Lee H C, Kim S J, Kim K S, Shin H C, Yoon J W
Department of Internal Medicine, Yonsei University, College of Medicine, Seoul, Korea.
Nature. 2000 Nov 23;408(6811):483-8. doi: 10.1038/35044106.
A cure for diabetes has long been sought using several different approaches, including islet transplantation, regeneration of beta cells and insulin gene therapy. However, permanent remission of type 1 diabetes has not yet been satisfactorily achieved. The development of type 1 diabetes results from the almost total destruction of insulin-producing pancreatic beta cells by autoimmune responses specific to beta cells. Standard insulin therapy may not maintain blood glucose concentrations within the relatively narrow range that occurs in the presence of normal pancreatic beta cells. We used a recombinant adeno-associated virus (rAAV) that expresses a single-chain insulin analogue (SIA), which possesses biologically active insulin activity without enzymatic conversion, under the control of hepatocyte-specific L-type pyruvate kinase (LPK) promoter, which regulates SIA expression in response to blood glucose levels. Here we show that SIA produced from the gene construct rAAV-LPK-SIA caused remission of diabetes in streptozotocin-induced diabetic rats and autoimmune diabetic mice for a prolonged time without any apparent side effects. This new SIA gene therapy may have potential therapeutic value for the cure of autoimmune diabetes in humans.

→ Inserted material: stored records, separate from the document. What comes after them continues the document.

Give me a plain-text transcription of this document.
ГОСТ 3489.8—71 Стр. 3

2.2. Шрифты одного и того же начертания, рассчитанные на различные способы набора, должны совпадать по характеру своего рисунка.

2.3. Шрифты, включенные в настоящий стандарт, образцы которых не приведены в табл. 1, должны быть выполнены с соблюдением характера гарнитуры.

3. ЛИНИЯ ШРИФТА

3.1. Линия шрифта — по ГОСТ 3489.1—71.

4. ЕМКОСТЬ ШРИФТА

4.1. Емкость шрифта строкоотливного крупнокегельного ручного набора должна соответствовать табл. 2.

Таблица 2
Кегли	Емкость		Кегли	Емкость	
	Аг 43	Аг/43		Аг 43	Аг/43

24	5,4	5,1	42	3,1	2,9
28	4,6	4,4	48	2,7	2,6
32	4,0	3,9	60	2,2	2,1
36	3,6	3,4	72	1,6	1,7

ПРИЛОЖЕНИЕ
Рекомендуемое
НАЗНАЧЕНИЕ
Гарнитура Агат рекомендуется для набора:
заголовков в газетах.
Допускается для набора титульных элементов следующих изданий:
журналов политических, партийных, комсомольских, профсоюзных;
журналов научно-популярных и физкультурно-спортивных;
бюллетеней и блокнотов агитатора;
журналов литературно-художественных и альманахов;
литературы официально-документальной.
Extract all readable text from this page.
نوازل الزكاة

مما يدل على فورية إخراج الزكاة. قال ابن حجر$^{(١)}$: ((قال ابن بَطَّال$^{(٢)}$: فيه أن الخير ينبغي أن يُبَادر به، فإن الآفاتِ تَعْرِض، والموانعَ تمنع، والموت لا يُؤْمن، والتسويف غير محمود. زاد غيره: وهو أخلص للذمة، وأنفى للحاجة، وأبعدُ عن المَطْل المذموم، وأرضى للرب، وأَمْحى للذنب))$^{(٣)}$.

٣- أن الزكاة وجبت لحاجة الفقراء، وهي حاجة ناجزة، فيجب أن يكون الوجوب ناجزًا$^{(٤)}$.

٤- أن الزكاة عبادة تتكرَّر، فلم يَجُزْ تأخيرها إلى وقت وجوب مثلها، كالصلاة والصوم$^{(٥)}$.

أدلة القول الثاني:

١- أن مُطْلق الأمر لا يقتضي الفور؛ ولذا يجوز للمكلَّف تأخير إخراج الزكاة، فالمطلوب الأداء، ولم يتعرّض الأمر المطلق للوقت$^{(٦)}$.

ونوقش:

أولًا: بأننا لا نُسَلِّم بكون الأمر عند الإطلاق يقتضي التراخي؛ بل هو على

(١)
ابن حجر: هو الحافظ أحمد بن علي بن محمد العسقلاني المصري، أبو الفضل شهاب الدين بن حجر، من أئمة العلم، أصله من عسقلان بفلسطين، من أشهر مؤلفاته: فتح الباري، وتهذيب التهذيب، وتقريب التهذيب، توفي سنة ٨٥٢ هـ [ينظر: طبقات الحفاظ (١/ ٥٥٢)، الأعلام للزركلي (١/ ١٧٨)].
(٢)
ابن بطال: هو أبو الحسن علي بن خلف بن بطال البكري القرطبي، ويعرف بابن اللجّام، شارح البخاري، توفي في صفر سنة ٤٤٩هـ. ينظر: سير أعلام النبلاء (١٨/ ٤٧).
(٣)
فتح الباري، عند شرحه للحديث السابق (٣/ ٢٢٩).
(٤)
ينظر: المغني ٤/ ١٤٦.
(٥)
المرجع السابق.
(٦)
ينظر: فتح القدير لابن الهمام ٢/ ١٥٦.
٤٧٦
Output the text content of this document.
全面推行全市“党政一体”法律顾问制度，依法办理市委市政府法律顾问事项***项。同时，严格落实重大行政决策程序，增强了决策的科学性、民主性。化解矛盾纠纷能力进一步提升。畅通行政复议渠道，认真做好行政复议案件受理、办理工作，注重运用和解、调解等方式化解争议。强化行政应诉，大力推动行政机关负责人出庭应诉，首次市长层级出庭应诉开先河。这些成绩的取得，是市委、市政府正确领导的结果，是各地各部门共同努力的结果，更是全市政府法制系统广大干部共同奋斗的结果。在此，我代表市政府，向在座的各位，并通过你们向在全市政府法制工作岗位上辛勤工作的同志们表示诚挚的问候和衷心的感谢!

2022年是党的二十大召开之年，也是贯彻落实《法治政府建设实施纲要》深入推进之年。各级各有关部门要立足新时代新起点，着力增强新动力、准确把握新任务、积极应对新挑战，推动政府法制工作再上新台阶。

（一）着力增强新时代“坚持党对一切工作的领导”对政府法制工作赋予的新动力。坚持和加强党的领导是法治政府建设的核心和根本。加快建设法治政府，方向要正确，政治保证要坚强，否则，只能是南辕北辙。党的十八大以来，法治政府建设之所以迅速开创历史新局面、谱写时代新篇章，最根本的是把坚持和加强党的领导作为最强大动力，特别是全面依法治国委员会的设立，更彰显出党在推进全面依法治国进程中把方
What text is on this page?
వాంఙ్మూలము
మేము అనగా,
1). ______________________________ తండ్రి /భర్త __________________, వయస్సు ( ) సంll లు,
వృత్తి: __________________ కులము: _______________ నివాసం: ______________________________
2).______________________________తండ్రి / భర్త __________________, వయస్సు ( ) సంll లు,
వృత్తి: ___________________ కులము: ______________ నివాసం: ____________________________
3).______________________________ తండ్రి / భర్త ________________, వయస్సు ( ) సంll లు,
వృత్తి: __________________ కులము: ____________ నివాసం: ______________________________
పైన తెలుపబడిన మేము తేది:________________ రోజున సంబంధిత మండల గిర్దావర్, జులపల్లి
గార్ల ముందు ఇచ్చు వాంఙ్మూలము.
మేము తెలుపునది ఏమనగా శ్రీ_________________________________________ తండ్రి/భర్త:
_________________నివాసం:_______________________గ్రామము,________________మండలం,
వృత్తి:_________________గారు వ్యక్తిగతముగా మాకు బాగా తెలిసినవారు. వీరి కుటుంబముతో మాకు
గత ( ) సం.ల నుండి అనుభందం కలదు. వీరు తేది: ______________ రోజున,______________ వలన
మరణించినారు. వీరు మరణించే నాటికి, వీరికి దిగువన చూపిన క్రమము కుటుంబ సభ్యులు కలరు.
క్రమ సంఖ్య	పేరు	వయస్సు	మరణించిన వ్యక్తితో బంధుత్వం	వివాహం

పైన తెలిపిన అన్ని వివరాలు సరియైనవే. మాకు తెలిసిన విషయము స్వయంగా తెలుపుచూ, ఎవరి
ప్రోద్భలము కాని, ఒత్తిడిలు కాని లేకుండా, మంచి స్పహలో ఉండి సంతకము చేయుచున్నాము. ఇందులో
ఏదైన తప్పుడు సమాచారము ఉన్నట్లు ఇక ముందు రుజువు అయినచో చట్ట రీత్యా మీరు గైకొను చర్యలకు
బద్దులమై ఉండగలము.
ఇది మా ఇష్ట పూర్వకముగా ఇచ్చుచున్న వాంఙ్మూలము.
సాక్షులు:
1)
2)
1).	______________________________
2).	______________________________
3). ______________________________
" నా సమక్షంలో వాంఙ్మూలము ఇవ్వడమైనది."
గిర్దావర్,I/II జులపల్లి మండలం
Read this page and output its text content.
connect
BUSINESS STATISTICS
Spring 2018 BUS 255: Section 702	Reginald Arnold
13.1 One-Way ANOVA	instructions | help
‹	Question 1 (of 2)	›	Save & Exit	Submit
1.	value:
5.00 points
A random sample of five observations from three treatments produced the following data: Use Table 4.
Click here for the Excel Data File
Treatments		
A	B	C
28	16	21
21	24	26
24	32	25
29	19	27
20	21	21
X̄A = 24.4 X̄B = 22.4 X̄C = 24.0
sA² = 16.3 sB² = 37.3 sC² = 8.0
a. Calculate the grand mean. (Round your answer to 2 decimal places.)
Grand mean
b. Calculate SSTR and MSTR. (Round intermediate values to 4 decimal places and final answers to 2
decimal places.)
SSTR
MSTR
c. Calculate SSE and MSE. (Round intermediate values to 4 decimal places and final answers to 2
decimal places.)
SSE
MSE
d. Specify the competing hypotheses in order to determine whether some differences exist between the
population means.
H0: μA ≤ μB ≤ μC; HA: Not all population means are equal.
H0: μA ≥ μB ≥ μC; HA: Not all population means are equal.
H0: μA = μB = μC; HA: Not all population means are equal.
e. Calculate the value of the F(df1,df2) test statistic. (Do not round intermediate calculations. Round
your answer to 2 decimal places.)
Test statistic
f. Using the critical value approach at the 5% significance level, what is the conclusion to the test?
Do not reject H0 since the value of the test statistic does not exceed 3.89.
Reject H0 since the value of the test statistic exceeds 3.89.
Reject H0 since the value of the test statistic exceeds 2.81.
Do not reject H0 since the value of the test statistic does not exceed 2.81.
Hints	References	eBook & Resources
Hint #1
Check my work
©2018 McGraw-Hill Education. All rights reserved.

长期以来,人们一直在寻求通过多种不同方法治愈糖尿病,包括胰岛移植、β细胞再生和胰岛素基因疗法。然而,1型糖尿病的永久性缓解尚未令人满意地实现。1型糖尿病的发展是由于针对β细胞的自身免疫反应几乎完全破坏了产生胰岛素的胰腺β细胞。标准胰岛素疗法可能无法将血糖浓度维持在正常胰腺β细胞存在时出现的相对较窄范围内。我们使用了一种重组腺相关病毒(rAAV),该病毒在肝细胞特异性L型丙酮酸激酶(LPK)启动子的控制下表达单链胰岛素类似物(SIA),该类似物无需酶促转化即具有生物活性胰岛素活性,LPK启动子可根据血糖水平调节SIA表达。在此我们表明,基因构建体rAAV-LPK-SIA产生的SIA可使链脲佐菌素诱导的糖尿病大鼠和自身免疫性糖尿病小鼠长时间缓解糖尿病,且无任何明显副作用。这种新的SIA基因疗法可能对治愈人类自身免疫性糖尿病具有潜在的治疗价值。